The United Nations predicts that by 2050, there will be 9-10 billion people on the planet. Providing nutritious foods to so many people is a massive challenge that cannot be met simply by scaling up current food production and consumption practises. The provision of nutritious food to humanity is at the heart of all decisions concerning sustainable development.
Agriculture is responsible for approximately 80% of global deforestation. Food systems are responsible for 29 percent of global greenhouse gas emissions. We use an area the size of North and South America combined to produce meat for human consumption or the food required to feed the animals we eat. Agriculture accounts for 70% of all fresh water use. These figures are staggering, and they demonstrate the need for us to rethink and transform the way we produce, distribute, and consume food around the world.

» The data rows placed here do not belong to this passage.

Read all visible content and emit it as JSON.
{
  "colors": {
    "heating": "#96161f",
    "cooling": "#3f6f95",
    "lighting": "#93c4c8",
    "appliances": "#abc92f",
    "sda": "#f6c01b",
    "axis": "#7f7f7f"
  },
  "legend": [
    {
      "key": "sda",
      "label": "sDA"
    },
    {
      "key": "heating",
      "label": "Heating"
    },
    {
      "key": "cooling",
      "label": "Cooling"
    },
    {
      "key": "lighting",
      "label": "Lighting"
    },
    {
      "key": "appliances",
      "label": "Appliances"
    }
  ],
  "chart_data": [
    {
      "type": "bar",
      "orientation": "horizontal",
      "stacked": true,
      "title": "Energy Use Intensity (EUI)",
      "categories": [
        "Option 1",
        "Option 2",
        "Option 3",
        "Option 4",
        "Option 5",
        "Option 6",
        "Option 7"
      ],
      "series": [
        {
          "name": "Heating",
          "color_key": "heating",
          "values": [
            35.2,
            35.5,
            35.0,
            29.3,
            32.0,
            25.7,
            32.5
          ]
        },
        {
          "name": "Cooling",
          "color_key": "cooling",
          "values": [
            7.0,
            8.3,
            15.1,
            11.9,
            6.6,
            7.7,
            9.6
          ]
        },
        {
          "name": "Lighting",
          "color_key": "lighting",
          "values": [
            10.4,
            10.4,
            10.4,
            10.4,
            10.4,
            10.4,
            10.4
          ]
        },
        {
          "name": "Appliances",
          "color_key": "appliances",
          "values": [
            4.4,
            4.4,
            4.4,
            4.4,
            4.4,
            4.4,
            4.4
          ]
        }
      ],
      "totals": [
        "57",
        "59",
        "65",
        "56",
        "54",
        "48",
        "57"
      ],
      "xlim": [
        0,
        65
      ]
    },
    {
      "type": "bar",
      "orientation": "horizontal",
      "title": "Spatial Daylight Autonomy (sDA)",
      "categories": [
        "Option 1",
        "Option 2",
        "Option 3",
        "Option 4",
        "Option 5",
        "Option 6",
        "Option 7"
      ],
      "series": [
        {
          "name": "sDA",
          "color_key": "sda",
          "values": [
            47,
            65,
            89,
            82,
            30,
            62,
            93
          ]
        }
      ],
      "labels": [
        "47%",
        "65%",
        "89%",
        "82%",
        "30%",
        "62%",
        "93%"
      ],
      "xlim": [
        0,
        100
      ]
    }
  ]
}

This course focuses on how to make food systems more sustainable. It is divided into four modules, each of which focuses on a key component in the development of more sustainable food systems: (1) Increasing the small, (2) Transforming the large, (3) Losing less, and (4) Eating smarter. In each of these key areas, we will meet people from all over the world who work every day to find and spread effective solutions.
Connecting the challenges that must be overcome in order to develop a sustainable global food system with the solutions being developed by the incredible group of people you will meet in this course has been a huge source of inspiration for me. I truly believe that the global food system can be transformed to meet the needs of 9-10 billion people in a sustainable manner, and with this course, I dare you to join me!
1. Introduction to the Global Food System
- This first module is an introduction to the challenges facing society when we talk about the global food system. The Doughnut Economics and Planetary Boundaries frameworks are presented and the crucial role of the global food system described. Four areas of intervention in terms of transforming the global food system are identified. In addition, the four “levers” or “tools” identified in the UN 2019 Global Sustainable Development Report that society has at its disposal to transform the global food system are presented: Technology, Governance, Finance and Behavioral Change. These levers are all further developed in the following modules.
2. Boosting the Small
- Increasing know-how
- Natural nitrogen fixation
- Better access to finance
- Sharing economy
- A more fair trade system
3. Transforming the big
- Goal-based planning
- Sustainable soils
- Closed-system farming
4. Losing less
- Transport and storage
- Connecting producers and consumers
5. Eating Smarter
- Replacing meat
- Changing habits
- Citizen-driven transformation
- Improving aquaculture
6. Conclusion: What does transformation really mean?
- The Finale. In this module, we examine what it would mean for the global food system if the potentials identified through Boosting the Small, Transforming the Big, Losing Less, and Eating Smarter were to be combined. The module argues that it is possible to develop a global food system that can meet the nutritional needs of 9-10 billion people without destroying the environment and while keeping global warming within the 1.5 - 2 degrees Celcius guardrail identified in the Paris Agreement. Doing so will, however, require a strong focus on transforming the global food system.